78% of US Organizations Say Their 2024 Salary Increase Budget Is the Same or Higher Year Over Year
The news comes from Payscale, the compensation data provider behind the Salary Budget Survey. This is their eighth installment in the annual survey, so they have a solid database of previous results to compare to managers’ opinions about salary budgets in 2024.
At the very least, organizations aren’t planning to reduce the annual budgets they allocate for pay raises. A high percentage of organizations in the US (79%) say they’ll keep these budgets the same or will raise them in 2024. In Canada, even more organizations — 81% — say the same.
That doesn’t mean that the employees getting these raises are living large, however: Thanks to a 40-year high for inflation rates, a 4% or 3.8% average raise doesn’t even fully mitigate the rising cost of living expenses for many.
Will 2024 Salary Increases Exceed These Predictions?
Companies only expected to give 3.8% raises on average in 2023 when Payscale first polled them in 2022, so the actual average raise, 4%, actually exceeds expecations. That could happen again in 2024.

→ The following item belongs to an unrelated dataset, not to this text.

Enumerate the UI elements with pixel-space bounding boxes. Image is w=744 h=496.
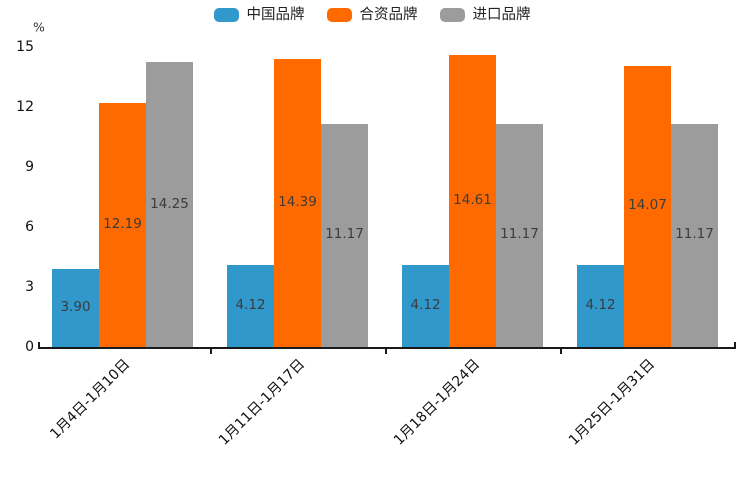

On the other, the prediction might be an overestimation. A recession could wind up weakening the labor market, so it’s possible that the trend in higher pay could be further weakened or reversed in the upcoming year. Shifting to AI might help stave off revenue losses from labor shortages, as well.
In the end, the survey simply tells us what managers think their budgets will support in 2024 — and that’s 3.8% higher wages than they thought last year.
Addressing Labor Shortages With Higher Pay
If you work in tech, you’ve likely been dealing with the fear of losing your position, thanks to an ongoing wave of deep job cuts across the industry, from Meta to Microsoft. But other industries may not have the same problem.
The issue brings to mind another recent survey which uncovered skills gaps for 22% (and counting) of businesses.
74% of organizations polled for this survey reported that they found it “more difficult today to attract qualified candidates.” Labor shortages were among the reasons given for the lack of skilled applicants, and it sure seems like higher wages would go a long way towards alleviating these concerns.
Other benefits can’t hurt, however. If your company’s budget can’t handle moderate pay raises, alternative retention methods might include backing a flexible, remote-friendly work environment, or offering upskilling initiatives.